Nova lei deverá facilitar a expansão das redes de água e esgoto, com a abertura à iniciativa privada e metas para a prestação do serviço

Esgoto a céu aberto na Grande Belém, Pará (Germano Lüders/Site Exame)

Esgoto a céu aberto na Grande Belém, Pará (Germano Lüders/Site Exame)

CA

Carla Aranha

Publicado em 24 de junho de 2020 às 20h53.

Última atualização em 25 de junho de 2020 às 10h54.

Depois de seis meses de tramitação no Congresso, o novo marco regulatório do saneamento básico foi aprovado nesta quarta-feira à noite no Senado. "Trata-se de um acontecimento histórico", disse o presidente do Senado, Davi Alcolumbre, logo após a finalização da votação.

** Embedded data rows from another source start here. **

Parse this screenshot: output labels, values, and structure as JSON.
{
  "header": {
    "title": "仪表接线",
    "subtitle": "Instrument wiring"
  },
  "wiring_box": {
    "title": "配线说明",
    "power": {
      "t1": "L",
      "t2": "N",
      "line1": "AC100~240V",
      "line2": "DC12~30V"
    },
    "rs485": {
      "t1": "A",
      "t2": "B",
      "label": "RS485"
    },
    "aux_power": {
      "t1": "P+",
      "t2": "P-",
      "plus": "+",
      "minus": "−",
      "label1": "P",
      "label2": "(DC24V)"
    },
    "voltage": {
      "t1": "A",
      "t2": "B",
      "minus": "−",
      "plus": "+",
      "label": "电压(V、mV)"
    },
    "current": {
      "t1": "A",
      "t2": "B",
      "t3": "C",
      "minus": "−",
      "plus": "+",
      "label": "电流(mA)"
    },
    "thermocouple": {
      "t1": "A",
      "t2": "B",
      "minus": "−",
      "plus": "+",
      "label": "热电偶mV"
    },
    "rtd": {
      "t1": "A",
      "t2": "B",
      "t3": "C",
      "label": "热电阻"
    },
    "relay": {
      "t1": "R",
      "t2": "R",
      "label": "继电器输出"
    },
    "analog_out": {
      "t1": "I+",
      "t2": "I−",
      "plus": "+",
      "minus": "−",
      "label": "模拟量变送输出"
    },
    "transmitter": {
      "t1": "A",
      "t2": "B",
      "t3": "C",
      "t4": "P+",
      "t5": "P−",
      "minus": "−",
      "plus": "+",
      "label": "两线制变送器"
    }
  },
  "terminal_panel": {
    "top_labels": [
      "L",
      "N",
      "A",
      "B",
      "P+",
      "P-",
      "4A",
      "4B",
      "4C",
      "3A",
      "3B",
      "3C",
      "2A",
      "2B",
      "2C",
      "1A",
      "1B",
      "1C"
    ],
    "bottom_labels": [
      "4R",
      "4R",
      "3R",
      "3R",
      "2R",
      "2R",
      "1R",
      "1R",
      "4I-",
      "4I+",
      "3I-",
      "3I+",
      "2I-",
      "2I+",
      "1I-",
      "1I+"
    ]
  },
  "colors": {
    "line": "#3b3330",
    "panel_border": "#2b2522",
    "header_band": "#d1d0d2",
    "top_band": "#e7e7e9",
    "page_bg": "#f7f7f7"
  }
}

Hoje, apenas metade dos brasileiros têm acesso à coleta e tratamento de esgoto. Cerca de 35 milhões de pessoas não contam com água potável. Com a nova lei, a expectativa é que a universalização do saneamento possa caminhar mais rapidamente.

Para começar, todos os munícipios precisarão estabelecer metas de ampliação do serviço, o que não existe hoje. Os contratos entre as prefeituras e as companhias de saneamento básico terão que apresentar indicadores de objetivos de curto, médio e longo prazo. O cumprimento das metas deverá ser fiscalizado por entes do governo.

A expansão do saneamento deverá não apenas levar mais dignidade à população que hoje convive com esgoto a céu aberto, mas também promete atrair investimentos. O país deverá ganhar cerca de 80 bilhões de reais de investimento por ano com o aumento da cobertura do serviço, segundo o Instituto Trata Brasil.

As doenças causadas pelo contato com microrganismos do esgoto e da água sem tratamento também devem diminuir. Hoje, milhões de brasileiros são internados todos os anos por doenças como hepatite A, diarréia severa e infecções causadas por bactérias e vírus presentes nas fezes e na água.